Quindi, capite, “American Ceasar”, dopo tutti questi anni, è ancora attuale, non è in alcun modo datato, sia per quanto riguarda il messaggio, sia per quanto riguarda gli arrangiamenti perché come diceva il suo amico Lou “Nothing beats two guitars, one bass and drums” ed è un’accusa alla classe sociale che ha deciso quale strada farci percorrere, senza farci sapere se ne vale la pena ma dicendoci solo che “Se sei così sarai buono, se invece sei povero e miserabile è colpa tua”. E Iggy canta, urla, salta, si spacca in due per farci arrivare questo messaggio, per farci svegliare, farci vedere che stiamo “rincorrendo stringhe”,  volete dargli ascolto una volta per tutte? Quello che ci vuole dire è che non è possibile che siamo arrivati al punto di volere delle tette nuove per star bene, che il capitale che dobbiamo immagazzinare non è solo economico, ma anche culturale, artistico e dobbiamo coltivarlo perché il Sistema lui l’ha guardato in faccia e non si è mai piegato, anzi, è diventato più forte, Iggy Pop è uno dei pochi esseri viventi che riescono a cibarsi e prendere energia dalle ingiustizie di un ordine mondiale folle per poi scaricarle sul palco e su dischi come “American Ceasar”, uno dei più potenti, riusciti ed ispirati della sua carriera.

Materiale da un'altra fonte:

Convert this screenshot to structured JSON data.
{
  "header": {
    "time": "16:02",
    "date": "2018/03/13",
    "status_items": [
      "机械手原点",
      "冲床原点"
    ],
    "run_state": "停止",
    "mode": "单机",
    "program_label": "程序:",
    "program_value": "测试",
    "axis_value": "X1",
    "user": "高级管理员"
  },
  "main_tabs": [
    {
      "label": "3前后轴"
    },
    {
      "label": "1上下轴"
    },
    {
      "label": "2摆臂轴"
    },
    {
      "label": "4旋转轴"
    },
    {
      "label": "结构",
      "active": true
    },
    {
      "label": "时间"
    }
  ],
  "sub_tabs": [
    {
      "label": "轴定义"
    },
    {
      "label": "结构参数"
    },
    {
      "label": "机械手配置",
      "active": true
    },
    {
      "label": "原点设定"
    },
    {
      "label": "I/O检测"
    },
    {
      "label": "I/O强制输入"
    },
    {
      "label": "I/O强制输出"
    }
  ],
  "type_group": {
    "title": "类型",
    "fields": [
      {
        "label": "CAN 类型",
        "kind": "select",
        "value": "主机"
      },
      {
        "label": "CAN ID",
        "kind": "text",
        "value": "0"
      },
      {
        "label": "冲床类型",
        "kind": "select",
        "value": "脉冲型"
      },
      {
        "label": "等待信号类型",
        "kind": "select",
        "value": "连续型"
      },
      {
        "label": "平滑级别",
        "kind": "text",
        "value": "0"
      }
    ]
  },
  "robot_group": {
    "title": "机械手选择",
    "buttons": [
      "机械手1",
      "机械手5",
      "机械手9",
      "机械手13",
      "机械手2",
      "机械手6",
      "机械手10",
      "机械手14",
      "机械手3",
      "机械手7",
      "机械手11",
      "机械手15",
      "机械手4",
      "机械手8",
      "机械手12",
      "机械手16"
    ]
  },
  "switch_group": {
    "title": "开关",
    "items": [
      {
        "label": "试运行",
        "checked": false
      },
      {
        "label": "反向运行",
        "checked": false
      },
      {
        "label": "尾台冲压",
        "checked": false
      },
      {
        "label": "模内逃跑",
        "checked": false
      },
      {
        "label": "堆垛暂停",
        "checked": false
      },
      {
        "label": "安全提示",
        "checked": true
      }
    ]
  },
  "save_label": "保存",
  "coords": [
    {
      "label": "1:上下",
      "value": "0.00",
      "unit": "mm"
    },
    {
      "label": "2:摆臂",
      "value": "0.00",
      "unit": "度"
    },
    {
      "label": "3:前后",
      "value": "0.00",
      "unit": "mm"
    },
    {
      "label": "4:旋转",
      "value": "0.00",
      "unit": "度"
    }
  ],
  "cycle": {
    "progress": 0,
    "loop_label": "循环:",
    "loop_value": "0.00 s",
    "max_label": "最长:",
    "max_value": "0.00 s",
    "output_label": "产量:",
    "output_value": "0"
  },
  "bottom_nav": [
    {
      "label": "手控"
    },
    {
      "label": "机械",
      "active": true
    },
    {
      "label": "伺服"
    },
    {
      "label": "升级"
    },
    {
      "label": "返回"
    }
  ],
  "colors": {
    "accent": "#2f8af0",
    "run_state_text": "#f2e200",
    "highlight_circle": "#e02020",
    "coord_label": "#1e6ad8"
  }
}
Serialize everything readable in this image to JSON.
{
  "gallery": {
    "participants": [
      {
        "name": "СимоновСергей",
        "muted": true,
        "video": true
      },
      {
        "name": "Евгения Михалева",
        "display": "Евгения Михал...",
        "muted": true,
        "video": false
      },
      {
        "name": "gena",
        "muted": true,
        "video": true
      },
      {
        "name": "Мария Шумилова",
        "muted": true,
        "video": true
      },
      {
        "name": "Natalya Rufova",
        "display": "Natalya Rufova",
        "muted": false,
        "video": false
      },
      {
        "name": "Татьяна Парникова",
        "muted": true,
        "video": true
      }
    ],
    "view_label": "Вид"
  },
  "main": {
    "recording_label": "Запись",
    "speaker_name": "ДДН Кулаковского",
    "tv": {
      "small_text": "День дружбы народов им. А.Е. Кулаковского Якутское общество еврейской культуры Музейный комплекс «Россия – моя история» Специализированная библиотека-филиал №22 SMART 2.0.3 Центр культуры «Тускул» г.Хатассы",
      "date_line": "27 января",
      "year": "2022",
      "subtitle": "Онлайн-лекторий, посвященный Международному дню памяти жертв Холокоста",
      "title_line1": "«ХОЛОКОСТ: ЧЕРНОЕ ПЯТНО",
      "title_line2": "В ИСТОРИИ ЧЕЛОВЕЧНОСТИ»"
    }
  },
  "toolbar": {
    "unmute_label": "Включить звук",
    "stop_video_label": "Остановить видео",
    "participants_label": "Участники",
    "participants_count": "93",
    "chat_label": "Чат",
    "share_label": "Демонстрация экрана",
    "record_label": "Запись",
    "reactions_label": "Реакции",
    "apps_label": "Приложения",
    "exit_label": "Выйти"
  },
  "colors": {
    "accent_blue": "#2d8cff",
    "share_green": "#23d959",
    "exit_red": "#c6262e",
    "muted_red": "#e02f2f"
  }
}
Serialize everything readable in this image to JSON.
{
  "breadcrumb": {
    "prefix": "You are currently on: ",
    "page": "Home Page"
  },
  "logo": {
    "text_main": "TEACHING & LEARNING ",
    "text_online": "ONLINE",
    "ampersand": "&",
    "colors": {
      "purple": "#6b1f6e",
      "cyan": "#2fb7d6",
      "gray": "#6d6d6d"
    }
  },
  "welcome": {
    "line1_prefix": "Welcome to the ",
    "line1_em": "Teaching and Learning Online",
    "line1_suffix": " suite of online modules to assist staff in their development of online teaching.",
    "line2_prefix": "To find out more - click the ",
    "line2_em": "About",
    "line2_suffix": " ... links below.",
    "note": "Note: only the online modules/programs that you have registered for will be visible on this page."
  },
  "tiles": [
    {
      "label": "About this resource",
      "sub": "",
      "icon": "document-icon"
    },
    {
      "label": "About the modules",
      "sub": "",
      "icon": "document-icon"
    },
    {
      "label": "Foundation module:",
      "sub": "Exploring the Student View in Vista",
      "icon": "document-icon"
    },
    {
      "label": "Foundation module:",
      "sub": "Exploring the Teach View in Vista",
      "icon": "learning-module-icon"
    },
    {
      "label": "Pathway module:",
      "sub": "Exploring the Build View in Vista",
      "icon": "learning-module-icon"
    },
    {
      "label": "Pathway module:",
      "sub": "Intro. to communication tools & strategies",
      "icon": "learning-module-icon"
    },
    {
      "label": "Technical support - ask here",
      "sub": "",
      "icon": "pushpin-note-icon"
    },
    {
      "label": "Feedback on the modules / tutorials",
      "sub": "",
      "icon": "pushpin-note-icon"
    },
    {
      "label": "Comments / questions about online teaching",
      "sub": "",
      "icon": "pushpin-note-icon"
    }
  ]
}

Ma in tutto questo Iggy non si pone come un maestro, anzi, tutt’altro, la sua percezione di sé è sempre quella del pagliaccio, del giullare e ce lo ricorda verso la fine dell’album con la strepitosa cover dei Kingsmen. È lì che sta dicendo: “Ragazzi, svegliatevi ma non imitatemi, usate la vostra testa, io non sono nessuno”.